Se pure inserito, dal punto di vista dell’argomento, nella tradizione, già medioevale,
degli specula principis – dissertazioni scritte per istruzione ed edificazione dei
principi e dei condottieri cristiani – il trattato di Machiavelli costituisce una novità
assoluta nella letteratura italiana e può essere considerata l’atto di nascita della
letteratura politica. L’autore, infatti, non descrive il principe ideale, fondando il
suo ritratto sulla disciplina morale, ma il principe adatto a uno specifico tipo, a
ogni specifico tipo, di contingenza storica, rendendo, di fatto, per la prima volta la
politica autonoma rispetto ai dettami della morale, soprattutto religiosa.

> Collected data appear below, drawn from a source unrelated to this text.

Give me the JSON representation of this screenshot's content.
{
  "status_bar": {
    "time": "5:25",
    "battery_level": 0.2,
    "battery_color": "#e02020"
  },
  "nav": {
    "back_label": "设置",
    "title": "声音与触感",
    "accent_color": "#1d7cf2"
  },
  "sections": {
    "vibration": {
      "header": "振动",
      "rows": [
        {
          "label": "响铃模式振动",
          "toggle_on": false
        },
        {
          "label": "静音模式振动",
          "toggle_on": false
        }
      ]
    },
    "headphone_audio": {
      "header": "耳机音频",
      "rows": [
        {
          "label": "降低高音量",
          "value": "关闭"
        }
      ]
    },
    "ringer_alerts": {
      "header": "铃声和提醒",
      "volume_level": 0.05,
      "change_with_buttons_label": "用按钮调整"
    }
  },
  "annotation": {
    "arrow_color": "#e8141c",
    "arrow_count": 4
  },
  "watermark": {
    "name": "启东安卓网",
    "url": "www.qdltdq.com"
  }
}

L’opera è scritta in prosa, in volgare, presenta i titoli dei capitoli in latino ed è
sostanzialmente divisibile in due parti.
1. I capitoli I-IX descrivono i tipi di principato che sono sostanzialmente due:
ereditario e nuovo; il nuovo a sua volta può essere aggiunto a un
principato pre-esistente o nuovo del tutto. I principati del tutto nuovi
possono essere acquistati con la virtù o con la fortuna; quelli acquistati con
la fortuna possono essere stati presi grazie alle armi proprie o a eserciti
mercenari. Il capitolo VII vede come esempio la figura del duca
Valentino, Cesare Borgia, ed è una delle pagine più celebri dell’opera. Nei
capitoli VIII e IX Machiavelli affronta rispettivamente la questione del
principato conquistato con la crudeltà (che a suo avviso può essere usata
bene o male, e che quindi non è un male di per sé) e del principato civile,
ricevuto direttamente dai cittadini.
2. Dal capitolo X in poi il discorso procede in modo meno simmetrico, anche se la
logica è ugualmente incalzante ed è possibile individuare dei nuclei tematici
principali: il discorso sul principato ecclesiastico, quello sulle milizie e il
loro ruolo nel governo del principato, le modalità di comportamento del
principe con i sudditi, le cause che hanno portato i principi italiani a
perdere i loro principati (la più grave delle quali è individuata dall’autore
nell’ignavia) e, nel capitolo XXV, il rapporto tra virtù e fortuna. Questo è
uno dei capitoli più famosi e contiene dichiarazioni di una certa spregiudicatezza
morale il cui tono definitivo conferma l’ipotesi secondo la quale il capitolo
XXVI sarebbe un’aggiunta successiva. L’esortazione finale è rivolta a un
principe nuovo, che abbia fatto tesoro della lettura del trattato e che sappia
strappare l’Italia dalle mani dei barbari.